Esta retórica me convertía en un hazmerreír, como yo quería, pero la postura desbocada de Anastasia seguía siendo obsoleta. Se parecía un poco a Zelda, que hacía todo lo que estaba a su delicioso alcance para abrumar a Scott Fitzgerald. Por muy insignificante que yo fuera, comparado con él, a veces anhelaba ser yo mismo y no la variante más audaz pero menos auténtica que fingía ser en presencia de Anastasia.
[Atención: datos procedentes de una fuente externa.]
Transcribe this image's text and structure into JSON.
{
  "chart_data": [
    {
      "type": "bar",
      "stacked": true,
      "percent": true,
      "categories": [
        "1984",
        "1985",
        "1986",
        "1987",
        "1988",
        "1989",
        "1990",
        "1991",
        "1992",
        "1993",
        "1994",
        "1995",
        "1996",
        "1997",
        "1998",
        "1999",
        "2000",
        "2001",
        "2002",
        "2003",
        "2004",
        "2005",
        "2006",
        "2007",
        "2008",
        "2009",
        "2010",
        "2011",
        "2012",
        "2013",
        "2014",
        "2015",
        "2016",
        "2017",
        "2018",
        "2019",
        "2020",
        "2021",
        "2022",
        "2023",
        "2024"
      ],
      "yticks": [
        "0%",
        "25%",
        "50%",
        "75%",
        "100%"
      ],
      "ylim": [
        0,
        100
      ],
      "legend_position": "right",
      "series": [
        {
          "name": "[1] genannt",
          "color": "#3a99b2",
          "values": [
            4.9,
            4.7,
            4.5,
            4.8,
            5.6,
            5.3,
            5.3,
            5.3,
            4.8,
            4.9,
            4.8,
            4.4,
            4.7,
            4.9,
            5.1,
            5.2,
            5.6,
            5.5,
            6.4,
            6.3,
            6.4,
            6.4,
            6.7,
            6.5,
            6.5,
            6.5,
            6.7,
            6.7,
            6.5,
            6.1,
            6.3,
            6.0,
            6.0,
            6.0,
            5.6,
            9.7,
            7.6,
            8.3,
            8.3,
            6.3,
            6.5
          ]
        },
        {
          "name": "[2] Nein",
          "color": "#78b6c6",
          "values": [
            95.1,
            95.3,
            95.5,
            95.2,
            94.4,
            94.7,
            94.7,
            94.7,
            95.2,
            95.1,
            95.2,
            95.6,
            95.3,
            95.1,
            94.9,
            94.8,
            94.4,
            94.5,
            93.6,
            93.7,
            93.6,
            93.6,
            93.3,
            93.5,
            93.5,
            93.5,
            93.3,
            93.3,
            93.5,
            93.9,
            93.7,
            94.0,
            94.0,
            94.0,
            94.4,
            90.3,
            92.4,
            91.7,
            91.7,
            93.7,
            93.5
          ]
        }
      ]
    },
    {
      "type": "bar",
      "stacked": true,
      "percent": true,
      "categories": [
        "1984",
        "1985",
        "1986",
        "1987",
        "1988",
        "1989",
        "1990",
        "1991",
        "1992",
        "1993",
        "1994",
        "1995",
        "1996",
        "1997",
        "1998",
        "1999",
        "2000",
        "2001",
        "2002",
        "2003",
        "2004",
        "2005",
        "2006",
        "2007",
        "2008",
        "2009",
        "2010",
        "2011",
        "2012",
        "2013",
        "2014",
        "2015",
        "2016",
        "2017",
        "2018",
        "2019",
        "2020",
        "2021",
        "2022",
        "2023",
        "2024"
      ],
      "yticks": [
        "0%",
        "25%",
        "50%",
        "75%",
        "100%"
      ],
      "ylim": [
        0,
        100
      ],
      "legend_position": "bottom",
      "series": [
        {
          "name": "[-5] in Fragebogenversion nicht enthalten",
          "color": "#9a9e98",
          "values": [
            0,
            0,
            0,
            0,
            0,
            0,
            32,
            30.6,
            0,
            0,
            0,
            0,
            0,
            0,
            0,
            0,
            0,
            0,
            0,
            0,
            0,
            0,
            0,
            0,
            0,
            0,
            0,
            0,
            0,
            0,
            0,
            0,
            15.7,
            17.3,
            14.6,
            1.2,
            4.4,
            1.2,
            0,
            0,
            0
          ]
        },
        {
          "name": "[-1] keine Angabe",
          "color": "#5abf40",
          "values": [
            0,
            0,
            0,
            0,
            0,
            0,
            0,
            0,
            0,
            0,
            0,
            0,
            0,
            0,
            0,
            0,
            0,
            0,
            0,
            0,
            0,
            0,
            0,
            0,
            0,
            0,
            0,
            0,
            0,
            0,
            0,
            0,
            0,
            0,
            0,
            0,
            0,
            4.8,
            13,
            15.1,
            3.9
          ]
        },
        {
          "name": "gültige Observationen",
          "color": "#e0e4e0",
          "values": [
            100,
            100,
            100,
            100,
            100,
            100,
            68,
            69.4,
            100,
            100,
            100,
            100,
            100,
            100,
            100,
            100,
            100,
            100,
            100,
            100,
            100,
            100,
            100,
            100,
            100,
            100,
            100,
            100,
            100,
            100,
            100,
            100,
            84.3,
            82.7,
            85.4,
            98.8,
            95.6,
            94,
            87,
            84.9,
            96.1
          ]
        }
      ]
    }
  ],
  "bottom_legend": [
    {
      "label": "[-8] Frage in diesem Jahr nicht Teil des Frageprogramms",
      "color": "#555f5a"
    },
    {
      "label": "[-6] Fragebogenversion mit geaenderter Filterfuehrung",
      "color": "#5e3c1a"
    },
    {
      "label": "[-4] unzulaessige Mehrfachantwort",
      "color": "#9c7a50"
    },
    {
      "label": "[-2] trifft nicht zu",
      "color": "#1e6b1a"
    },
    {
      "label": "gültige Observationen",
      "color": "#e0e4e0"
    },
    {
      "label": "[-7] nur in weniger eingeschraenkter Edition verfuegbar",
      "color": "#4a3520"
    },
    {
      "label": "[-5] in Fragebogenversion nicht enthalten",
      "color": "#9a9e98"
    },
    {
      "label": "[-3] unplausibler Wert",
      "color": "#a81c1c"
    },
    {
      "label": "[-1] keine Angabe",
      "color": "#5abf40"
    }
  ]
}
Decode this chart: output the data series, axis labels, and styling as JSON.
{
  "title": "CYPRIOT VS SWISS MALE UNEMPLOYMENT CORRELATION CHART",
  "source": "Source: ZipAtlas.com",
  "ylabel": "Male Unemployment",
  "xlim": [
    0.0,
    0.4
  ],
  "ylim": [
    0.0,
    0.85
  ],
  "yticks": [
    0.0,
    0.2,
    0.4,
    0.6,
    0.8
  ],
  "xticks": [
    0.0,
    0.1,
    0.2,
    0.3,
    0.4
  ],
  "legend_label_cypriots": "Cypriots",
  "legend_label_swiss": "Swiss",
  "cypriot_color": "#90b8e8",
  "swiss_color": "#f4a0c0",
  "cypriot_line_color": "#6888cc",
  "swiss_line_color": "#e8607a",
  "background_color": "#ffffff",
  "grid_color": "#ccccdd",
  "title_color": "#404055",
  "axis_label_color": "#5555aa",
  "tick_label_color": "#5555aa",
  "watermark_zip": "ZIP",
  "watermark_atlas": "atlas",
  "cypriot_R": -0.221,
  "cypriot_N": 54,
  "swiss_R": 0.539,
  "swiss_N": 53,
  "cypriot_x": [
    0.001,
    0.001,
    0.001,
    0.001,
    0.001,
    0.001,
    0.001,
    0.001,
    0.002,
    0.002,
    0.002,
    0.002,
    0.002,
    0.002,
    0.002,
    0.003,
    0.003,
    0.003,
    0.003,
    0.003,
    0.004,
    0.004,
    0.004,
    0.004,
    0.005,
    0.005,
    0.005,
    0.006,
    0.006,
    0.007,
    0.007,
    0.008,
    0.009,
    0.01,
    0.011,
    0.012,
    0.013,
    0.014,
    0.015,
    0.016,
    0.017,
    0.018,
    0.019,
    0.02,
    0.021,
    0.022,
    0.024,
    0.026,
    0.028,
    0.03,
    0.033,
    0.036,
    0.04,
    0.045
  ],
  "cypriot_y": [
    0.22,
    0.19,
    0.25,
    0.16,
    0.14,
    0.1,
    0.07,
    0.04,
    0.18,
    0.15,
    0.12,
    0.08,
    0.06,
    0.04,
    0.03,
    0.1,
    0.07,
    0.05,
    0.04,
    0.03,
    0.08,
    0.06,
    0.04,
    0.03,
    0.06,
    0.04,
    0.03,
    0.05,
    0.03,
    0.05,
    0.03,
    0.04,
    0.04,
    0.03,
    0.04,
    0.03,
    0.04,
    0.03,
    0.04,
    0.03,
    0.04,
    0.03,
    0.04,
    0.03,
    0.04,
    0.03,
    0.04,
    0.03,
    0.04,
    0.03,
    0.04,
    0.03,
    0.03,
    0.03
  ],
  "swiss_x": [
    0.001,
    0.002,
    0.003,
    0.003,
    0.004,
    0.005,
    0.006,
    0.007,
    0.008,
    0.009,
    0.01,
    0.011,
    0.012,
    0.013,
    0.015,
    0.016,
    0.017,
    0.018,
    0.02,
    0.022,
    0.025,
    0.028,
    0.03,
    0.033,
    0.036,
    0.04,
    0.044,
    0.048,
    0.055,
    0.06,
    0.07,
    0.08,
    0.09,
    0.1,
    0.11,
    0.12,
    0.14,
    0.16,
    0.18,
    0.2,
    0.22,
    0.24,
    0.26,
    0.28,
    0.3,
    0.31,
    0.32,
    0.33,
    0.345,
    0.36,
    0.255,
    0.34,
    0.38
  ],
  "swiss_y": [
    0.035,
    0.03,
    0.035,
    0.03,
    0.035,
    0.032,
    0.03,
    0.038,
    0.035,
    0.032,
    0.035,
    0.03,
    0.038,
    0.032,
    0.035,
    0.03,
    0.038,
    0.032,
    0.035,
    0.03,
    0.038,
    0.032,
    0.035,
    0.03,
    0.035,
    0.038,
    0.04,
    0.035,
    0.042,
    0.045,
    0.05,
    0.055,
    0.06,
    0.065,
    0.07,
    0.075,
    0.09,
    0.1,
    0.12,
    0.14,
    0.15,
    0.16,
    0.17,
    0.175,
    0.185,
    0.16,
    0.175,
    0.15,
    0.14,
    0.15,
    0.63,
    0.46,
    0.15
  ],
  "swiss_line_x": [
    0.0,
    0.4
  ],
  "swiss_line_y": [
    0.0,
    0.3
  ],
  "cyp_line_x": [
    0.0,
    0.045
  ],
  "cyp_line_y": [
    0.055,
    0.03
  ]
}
Necesitábamos seguir caminando. Era un trance curiosamente asexual, como si el hecho de haberme sincerado, aunque poco, con Anastasia, hubiese drenado mi potencia. Llegamos a una zona de cabañas de madera y de pronto pensé en la casa de Brooklyn donde había vivido hasta los cuatro años. Cada vez que volvía de alguna parte, su imagen me reconfortaba, pero la ansiedad surgía casi inmediatamente y temía entrar en ella. Decía sollozando que se derrumbaría el techo; tal vez en ese mismo instante las termitas estaban socavando los cimientos de madera. No podía confiar en esa casa donde me autoaborrecía por desear que mis padres se gritaran entre ellos en lugar de reñirme a mí. Esa estructura aparentemente sólida que podría descalabrarse delante de mis ojos... Cuán difícil era acostumbrarse a los defectos de Anastasia, que ya debilitaban nuestras vigas. ¡Cómo deseaba que su fortaleza estuviera a la altura de su belleza!